Eric Elshtain is a homemaker and poet. Through the non-profit foundation Snow City Arts, he is the poet-in-residence at John H. Stroger, Jr. Hospital where he conducts poetry and art workshops with patients ranging in age from six to 21. He has a PhD from the University of Chicago’s Committee on the History of Culture and he has been published in a wide variety of domestic and international journals, in print and on-line; journals such as McSweeney’s, Notre Dame Review, Skald, Fact-Simile, the Denver Quarterly, FIELD, American Letters & Commentary, New American Writing, &c. He is the editor of the on-line poetry chapbook press Beard of Bees.
Susanna Lang’s first collection of poems, Even Now, was published in 2008 by The Backwaters Press. A chapbook, Two by Two, was released in October 2011 from Finishing Line Press, and a new collection, Tracing the Lines, will be published by Brick Road Poetry Press in winter 2012. She has published original poems and essays, and translations from the French, in such journals as Little Star, New Letters, The Sow’s Ear Poetry Review, The Green Mountains Review, The Baltimore Review, Kalliope, Southern Poetry Review, World Literature Today, Chicago Review, New Directions, and Jubilat. Book publications include translations of Words in Stone and The Origin of Language, both by Yves Bonnefoy. She lives with her husband and son in Chicago, where she teaches in the Chicago Public Schools.

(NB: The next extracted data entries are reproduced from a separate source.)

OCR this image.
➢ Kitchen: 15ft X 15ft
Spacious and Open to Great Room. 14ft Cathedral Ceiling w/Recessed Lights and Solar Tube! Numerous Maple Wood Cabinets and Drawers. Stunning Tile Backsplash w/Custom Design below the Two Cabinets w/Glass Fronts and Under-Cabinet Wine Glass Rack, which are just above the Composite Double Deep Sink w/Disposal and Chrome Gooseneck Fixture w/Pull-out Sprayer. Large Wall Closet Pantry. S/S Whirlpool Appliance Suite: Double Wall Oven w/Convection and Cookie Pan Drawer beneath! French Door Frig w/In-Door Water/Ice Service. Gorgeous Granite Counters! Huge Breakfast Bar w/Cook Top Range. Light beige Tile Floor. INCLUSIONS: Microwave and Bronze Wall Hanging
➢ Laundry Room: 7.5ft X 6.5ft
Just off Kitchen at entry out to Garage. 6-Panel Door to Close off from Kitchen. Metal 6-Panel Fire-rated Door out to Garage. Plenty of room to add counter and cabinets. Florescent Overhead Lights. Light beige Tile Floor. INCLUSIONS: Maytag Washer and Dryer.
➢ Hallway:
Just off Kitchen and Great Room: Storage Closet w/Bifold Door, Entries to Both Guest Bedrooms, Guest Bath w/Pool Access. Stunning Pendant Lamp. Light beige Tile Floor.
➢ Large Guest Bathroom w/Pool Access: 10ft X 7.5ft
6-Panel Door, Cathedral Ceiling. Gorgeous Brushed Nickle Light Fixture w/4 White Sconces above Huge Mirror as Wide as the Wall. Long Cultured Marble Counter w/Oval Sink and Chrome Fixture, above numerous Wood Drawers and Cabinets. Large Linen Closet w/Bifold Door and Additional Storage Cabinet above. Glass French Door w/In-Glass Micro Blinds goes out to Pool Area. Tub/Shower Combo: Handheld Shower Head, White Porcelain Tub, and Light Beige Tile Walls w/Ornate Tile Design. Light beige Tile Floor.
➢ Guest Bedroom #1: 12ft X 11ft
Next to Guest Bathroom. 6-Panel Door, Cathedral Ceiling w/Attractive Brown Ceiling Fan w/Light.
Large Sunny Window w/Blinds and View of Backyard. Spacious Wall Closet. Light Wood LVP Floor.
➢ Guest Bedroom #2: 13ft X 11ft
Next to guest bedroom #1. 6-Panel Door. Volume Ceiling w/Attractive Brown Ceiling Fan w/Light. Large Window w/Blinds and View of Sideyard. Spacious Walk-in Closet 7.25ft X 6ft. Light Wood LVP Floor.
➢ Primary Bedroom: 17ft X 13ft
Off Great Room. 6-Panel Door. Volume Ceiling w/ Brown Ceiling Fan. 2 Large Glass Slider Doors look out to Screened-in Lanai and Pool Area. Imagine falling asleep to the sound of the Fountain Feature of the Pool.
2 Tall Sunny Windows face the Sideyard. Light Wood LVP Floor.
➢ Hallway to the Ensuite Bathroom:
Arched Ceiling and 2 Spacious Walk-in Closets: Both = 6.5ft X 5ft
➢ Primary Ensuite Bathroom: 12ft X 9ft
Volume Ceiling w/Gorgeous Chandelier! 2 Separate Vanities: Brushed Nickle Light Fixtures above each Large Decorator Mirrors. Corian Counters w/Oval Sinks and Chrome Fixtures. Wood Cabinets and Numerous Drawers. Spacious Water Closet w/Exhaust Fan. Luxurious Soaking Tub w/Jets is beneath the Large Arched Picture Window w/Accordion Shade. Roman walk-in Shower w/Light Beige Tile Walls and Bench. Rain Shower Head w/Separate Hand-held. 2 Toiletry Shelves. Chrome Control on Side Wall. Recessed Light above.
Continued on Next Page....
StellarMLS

Toni Asante Lightfoot is a native of Washington, DC. She has been writing
and performing around the Western Hemisphere for 20 years. She is the
coeditor of Dre of AWord: a Tia Chucha Press anthology and edoti the It’s
Your Mug 15th Anniversary Anthology. She was the director of writing
programs at Young Chicago Authors. When the economy turned she decided to
have the most mellow midlife crisis ever by going back to school for
massage therapy and acupuncture. She is also currently trying desperately
to raise a 3 year old child and keep her writing from evolving around that.